新・私に続きを記させて(くろまっくのブログ)

ハイキングに里山再生、れんちゃんとお父さんの日々。

船戸与一を読む

2012年05月06日 | 読書
 船戸与一の作品を続けて読む。

 『午後の行商人』(1997)はサパティスタ運動が背景。船戸がサパティスタに注目するのは当然といえば当然なのだが、この作品の存在さえ知らなかった。解説は太田昌国。老行商人タランチュラと日本人青年の旅がおもしろい。しかしサパティスタについては、当人たちの本を読むのがいちばんだ。

 『蝶舞う館』(2005)は、解放30周年のベトナムが舞台。元戦場カメラマンの台詞より。

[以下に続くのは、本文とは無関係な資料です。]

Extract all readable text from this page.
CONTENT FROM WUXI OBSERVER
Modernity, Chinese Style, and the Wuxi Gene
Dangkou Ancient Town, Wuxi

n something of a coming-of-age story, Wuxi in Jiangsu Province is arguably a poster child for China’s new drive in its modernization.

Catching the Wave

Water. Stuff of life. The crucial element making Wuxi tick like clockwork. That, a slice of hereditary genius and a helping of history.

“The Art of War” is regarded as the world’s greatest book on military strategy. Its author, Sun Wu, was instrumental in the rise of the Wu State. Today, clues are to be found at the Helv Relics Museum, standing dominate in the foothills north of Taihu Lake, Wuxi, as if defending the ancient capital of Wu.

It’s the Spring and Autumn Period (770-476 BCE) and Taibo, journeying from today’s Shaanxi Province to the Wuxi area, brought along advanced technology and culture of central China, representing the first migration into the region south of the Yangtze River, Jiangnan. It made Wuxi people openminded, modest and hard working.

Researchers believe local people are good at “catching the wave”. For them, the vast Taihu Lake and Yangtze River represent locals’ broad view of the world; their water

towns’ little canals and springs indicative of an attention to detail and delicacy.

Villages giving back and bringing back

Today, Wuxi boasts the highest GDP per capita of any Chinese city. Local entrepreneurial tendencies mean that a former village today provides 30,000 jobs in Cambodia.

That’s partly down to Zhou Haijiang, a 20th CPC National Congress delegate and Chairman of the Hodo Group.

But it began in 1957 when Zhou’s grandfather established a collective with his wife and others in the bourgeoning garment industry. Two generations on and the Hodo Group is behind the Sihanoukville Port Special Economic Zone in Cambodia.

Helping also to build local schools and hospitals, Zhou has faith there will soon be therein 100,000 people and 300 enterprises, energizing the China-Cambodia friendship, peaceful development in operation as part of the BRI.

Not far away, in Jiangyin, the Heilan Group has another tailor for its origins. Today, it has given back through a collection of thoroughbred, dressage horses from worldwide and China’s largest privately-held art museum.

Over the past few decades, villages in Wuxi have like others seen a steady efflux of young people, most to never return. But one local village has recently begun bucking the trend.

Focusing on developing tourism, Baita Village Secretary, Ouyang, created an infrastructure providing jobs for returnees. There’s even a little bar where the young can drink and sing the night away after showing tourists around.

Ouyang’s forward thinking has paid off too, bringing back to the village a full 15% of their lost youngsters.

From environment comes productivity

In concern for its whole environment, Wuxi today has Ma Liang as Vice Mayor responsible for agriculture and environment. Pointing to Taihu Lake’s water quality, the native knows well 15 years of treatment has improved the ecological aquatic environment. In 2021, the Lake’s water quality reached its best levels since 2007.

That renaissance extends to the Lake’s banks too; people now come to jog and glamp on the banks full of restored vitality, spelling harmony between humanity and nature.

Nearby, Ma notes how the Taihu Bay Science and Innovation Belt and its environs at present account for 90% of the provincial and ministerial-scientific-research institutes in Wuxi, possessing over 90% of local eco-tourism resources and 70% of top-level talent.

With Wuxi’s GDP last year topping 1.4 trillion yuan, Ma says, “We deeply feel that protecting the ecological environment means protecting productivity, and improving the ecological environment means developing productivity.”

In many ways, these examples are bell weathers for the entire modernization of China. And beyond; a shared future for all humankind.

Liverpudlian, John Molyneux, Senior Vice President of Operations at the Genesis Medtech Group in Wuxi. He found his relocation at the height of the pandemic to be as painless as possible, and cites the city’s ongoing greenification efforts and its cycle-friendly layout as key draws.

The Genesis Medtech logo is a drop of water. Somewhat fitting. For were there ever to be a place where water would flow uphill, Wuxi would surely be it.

 「わたしたち戦場カメラマンは米軍の残酷さを報道することが正義と信じて疑わなかった。しかしね、それはベトナム労働党やベトコンの理不尽さを意識的に見逃すことが善意だというふうに捩じ曲げられる……」
 「つまりね、正義感や善意が歴史そのものを歪めてしまうんだよ」

 『山猫の夏』よりは『猛き箱舟』を繰り返し読んだのも、この点に共鳴していたからかな。しかし、船戸式叛アメリカ=辺境革命理論から導きだされるのは、無頼な個人による革命浪人物語でしかなかった。

 『群狼の島』(1981)は、初期作品だけあって船戸節炸裂。国外に逃れた新左翼武闘派が海賊になるという物語。そんなやついねえよ、とツッコミ入れながらも、マダガスカルはよつばの故郷候補地のひとつ。